A stone is thrown horizontally from a cliff 30m high with an initial speed of 20m/s . how far from the cliff does the stone strike the ground
Answers
Given :-
Initial Velocity of stone = u = 20 ms-¹
Height of cliff = h = 30 m
As considering the vertical initial velocity of body as zero.
S = ut + 1/2 gt²
30 = 0 + 1/2 × 10t²
t = √(2×30)/10
t = 2.4 s
Again,
As given the horizontal velocity of stone is constant hence,
d = vt
d = 20 × 2.4
d = 48 m
Hence,
The distance it will strike the ground = d = 48 m
Answer :
Height of cliff = 30m
Initial speed = 20m/s
We have to find range of stone
★ First of all we need to find time of flight.
In such kind of height to ground projectile motion, Horizontal component of initial velocity determines range of projectile and vertical component of initial velocity determines time of flight.
- Horizontal component of velocity remains constant throughout the motion as no acceleration acts along horizontal direction.

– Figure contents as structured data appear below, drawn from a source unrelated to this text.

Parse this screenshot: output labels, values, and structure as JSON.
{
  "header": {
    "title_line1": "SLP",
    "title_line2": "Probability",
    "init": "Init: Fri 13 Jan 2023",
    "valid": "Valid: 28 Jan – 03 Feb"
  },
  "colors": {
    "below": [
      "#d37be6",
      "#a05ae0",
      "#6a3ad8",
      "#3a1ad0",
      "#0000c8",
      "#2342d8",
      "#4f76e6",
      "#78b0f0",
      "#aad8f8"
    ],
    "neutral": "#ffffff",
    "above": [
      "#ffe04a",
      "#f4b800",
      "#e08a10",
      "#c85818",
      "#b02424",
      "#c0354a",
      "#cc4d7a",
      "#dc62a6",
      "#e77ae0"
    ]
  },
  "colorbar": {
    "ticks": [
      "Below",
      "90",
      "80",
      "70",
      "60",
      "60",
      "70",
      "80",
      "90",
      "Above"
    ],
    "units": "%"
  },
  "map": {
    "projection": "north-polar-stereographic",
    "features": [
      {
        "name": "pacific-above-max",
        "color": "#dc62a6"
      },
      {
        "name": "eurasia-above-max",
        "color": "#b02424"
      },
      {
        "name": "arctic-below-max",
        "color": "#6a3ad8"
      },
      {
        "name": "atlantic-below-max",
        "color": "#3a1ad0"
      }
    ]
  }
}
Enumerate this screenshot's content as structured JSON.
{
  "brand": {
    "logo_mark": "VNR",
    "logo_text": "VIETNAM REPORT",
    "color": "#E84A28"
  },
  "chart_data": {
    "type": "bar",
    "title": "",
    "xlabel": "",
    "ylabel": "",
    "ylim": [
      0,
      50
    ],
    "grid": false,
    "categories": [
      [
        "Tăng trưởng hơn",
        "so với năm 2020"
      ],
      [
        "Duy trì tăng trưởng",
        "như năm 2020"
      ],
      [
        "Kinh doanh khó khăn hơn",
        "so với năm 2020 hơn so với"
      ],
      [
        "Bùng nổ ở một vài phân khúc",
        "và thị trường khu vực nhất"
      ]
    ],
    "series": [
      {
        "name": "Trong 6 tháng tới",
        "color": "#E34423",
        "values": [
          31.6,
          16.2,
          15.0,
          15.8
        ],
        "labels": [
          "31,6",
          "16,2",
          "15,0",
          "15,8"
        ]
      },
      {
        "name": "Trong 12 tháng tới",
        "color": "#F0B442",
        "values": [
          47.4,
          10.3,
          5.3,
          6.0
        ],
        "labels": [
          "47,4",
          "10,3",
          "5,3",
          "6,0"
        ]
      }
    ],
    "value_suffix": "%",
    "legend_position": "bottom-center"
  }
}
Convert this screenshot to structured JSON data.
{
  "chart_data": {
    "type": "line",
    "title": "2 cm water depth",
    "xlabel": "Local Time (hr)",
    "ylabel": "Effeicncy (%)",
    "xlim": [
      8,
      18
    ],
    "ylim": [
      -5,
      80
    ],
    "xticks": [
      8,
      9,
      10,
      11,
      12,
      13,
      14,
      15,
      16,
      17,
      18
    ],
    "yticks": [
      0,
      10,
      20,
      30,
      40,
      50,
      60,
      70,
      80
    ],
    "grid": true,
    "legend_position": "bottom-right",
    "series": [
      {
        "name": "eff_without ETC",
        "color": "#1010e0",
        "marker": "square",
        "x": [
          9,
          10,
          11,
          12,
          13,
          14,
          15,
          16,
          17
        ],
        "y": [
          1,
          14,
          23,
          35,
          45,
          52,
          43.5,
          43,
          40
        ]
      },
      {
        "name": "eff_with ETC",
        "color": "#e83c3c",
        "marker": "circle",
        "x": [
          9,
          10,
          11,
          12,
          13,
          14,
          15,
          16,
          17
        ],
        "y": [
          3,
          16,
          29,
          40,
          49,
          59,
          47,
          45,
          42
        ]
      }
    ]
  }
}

- Vertical component of velocity changes with time as acceleration due to acts in downward direction.
➝ t = √2h/g
➝ t = √2(30)/10
➝ t = √60/10
➝ t = √6
➝ t = 2.45 s
★ Calculation of horizontal range :
➝ R = u × t
- u denotes initial velocity
- t denotes time of flight
- R denotes range
➝ R = 20 × 2.45
➝ R = 49 m